Global Gaming Business
By Frank J. Fahrenkopf, Jr.
Anyone who’s been an observer of the horse racing industry knows that the past two decades have brought steady declines in attendance, purses and overall revenue at tracks across the country. While there have been some consistent performers, such as Churchill Downs, the brightest spot for this segment of the gaming industry has been tracks with slot machines, or racinos.
The racino concept originated in 1990, when West Virginia became the first state to allow slot machines at a racetrack. Since then, five other states have followed suit: Rhode Island and Louisiana in 1992, Iowa and Delaware in 1995, and New Mexico in 1999. New York and Maine recently legalized racinos, but none are operational yet.
The development of racinos has changed the face of the horse racing industry, the casino industry and the gaming industry overall. For example, MTR Gaming Group, Inc., parent company of Mountaineer Race Track & Gaming Resort, has been listed by Forbes magazine as one of “200 Up and Coming Companies,” in the United States.
Since the racetracks incorporated slot machines into gaming operations, their prize purses have increased significantly. In Delaware and West Virginia, for example, the average purse is nearly 80 percent more than racetracks without slots. This advantage of supplemented purse amounts gives less prestigious tracks the ability to attract top horses, trainers and jockeys—and, in turn, draw them away from more established tracks without slots.
Companies whose business was once limited to horse racing are now considered full-fledged gaming companies. Only three years ago, Penn National just owned horse racing facilities in Pennsylvania. Today, the company owns and operates six riverboat casinos in three states and properties in Colorado as well as three racetrack facilities, including one racino in West Virginia. One of the AGA’s newest members, Peninsula Gaming, recently became the first company to build a racino from the ground up, including track, stables, grandstand, clubhouse and casino at Evangeline Downs in Louisiana.
Racino advocates suggest that these facilities have distinct advantages over traditional casinos. They create a new revenue stream in a difficult fiscal and political climate, limit geographic expansion of gambling, and help preserve the racing industry, among other benefits. On the other hand, others believe they needlessly limit the economic and fiscal benefits of gaming, such as capital investment, tourism and employment, and provide no meaningful opportunity for broader economic development goals, such as downtown revitalization. The AGA, for its part, continues to take the position that it’s up to individual states to determine what, if any, gaming they would like to add to their current mix.
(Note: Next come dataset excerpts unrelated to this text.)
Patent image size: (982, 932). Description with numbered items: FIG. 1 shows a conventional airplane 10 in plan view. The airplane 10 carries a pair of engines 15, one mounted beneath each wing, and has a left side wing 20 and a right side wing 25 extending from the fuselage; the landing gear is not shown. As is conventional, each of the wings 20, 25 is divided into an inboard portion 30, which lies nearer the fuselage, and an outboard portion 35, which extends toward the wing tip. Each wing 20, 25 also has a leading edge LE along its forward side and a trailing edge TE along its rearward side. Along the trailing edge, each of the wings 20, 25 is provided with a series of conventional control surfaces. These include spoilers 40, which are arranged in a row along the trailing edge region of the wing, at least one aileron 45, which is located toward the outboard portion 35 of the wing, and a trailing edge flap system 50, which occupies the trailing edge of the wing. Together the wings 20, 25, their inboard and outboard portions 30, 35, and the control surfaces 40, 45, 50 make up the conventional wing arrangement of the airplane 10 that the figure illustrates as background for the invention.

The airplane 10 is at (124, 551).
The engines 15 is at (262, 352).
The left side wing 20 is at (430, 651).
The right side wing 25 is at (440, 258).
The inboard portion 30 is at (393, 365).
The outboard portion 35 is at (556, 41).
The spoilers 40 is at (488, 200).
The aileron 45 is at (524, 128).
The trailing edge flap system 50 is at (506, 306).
Regardless of the arguments for and against the racino model, several casino companies have recognized that racinos offer an opportunity to distribute their product and brand names. Caesars Entertainment (formerly Park Place Entertainment) was one of the first to recognize the potential of racinos, signing a management contract with Dover Downs in Delaware. The property has grown to include a 232-room hotel, a conference center, multi-purpose ballroom and five restaurants. More recently, Harrah’s began operating Bluffs Run Casino in Iowa and Louisiana Downs, while Boyd Gaming began operating Delta Downs in Louisiana.
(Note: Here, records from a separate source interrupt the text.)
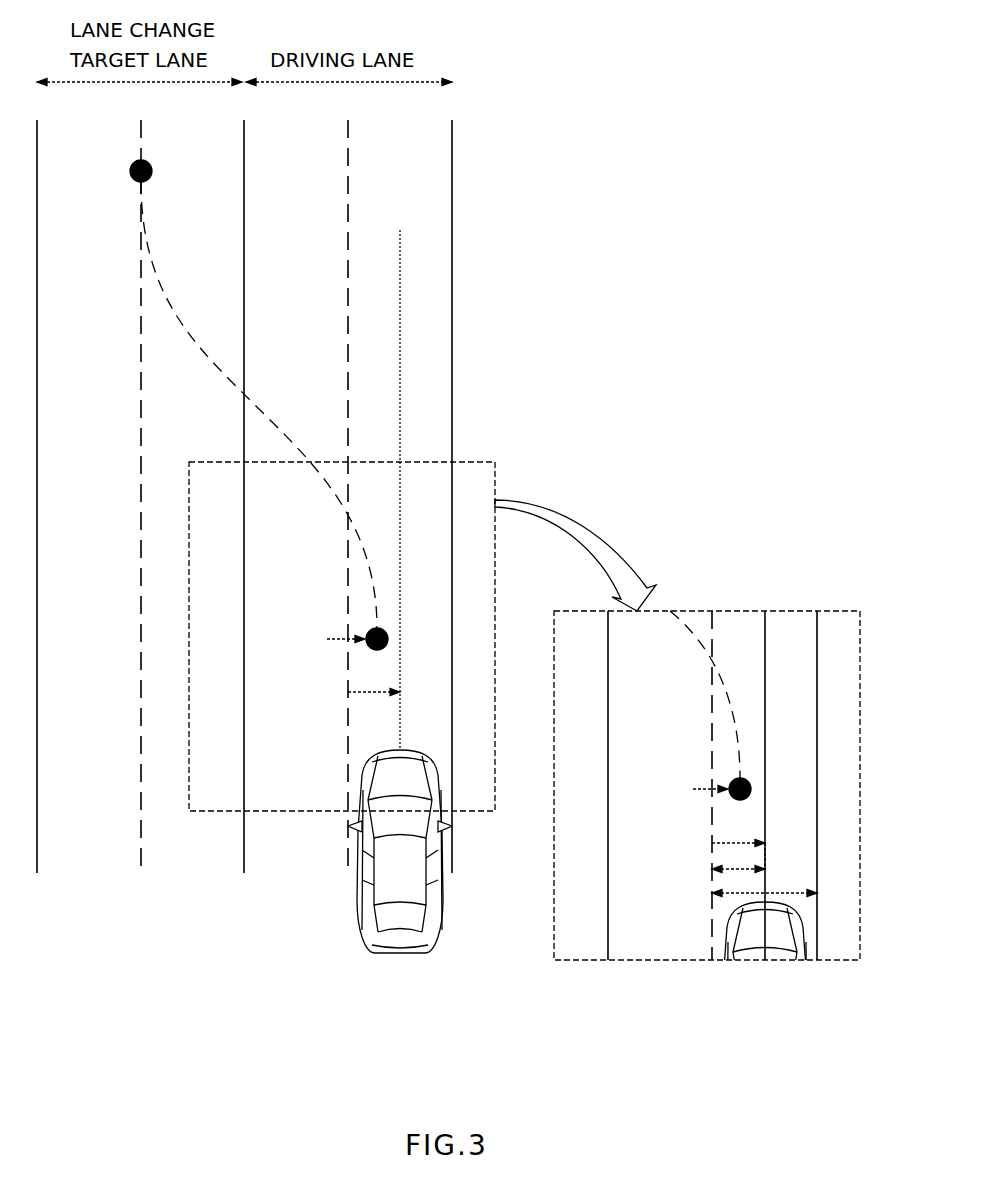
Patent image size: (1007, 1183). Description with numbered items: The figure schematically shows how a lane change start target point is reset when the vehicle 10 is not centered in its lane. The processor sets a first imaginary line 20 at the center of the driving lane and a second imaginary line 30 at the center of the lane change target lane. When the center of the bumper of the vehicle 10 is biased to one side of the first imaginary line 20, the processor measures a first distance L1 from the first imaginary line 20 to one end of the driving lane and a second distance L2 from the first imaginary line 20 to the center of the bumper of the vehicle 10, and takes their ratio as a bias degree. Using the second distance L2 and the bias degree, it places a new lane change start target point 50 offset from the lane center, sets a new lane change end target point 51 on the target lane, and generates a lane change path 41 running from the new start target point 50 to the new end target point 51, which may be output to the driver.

The vehicle 10 is at (400, 955).
The first imaginary line 20 is at (348, 283).
The second imaginary line 30 is at (139, 530).
The lane change path 41 is at (182, 325).
The new lane change start target point 50 is at (389, 631).
The new lane change end target point 51 is at (150, 161).
The first distance L1 is at (745, 893).
The second distance L2 is at (740, 869).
The success of the racino, like the riverboat, limited stakes and land-based casino models, shows that our product is adaptable to different economic and political considerations. Some states envision us as an industry that can create jobs and generate economic development. Others see us as a source of tourism and convention business. What works in one community might not work elsewhere. The lesson learned is that we can adapt our business to reasonable needs of just about any community.
Some of the demands of these communities have hardly been reasonable. Because racinos typically have been seen as solutions for cash-strapped states rather than job creators, legislators have squeezed the greatest amount possible out of the operations. The effective tax rates range from a “low” of 25 percent in New Mexico to 80 percent in New York—a rate so high that it has had virtually no takers. The tax rates proposed in Maryland, Pennsylvania and other states considering racinos have been similarly onerous. The trend is toward tax rates so high they discourage capital investment or, worse, prevent any investment whatsoever. States often forget that the tax rate chosen today will affect the kind of gaming product offered for decades to come.
A casino doesn’t need to be “convenience gambling” just because it’s located at a racetrack. Governments can maximize the broad, long-term economic benefits of racinos by creating legislation that encourages capital investment, job creation and the kinds of amenities typically associated with destination resort casinos. The synergy between the pari-mutuel and casino industries as seen in the racino model has been successful for both segments of our industry. With reasonable tax rates and an educated public, we can do even better.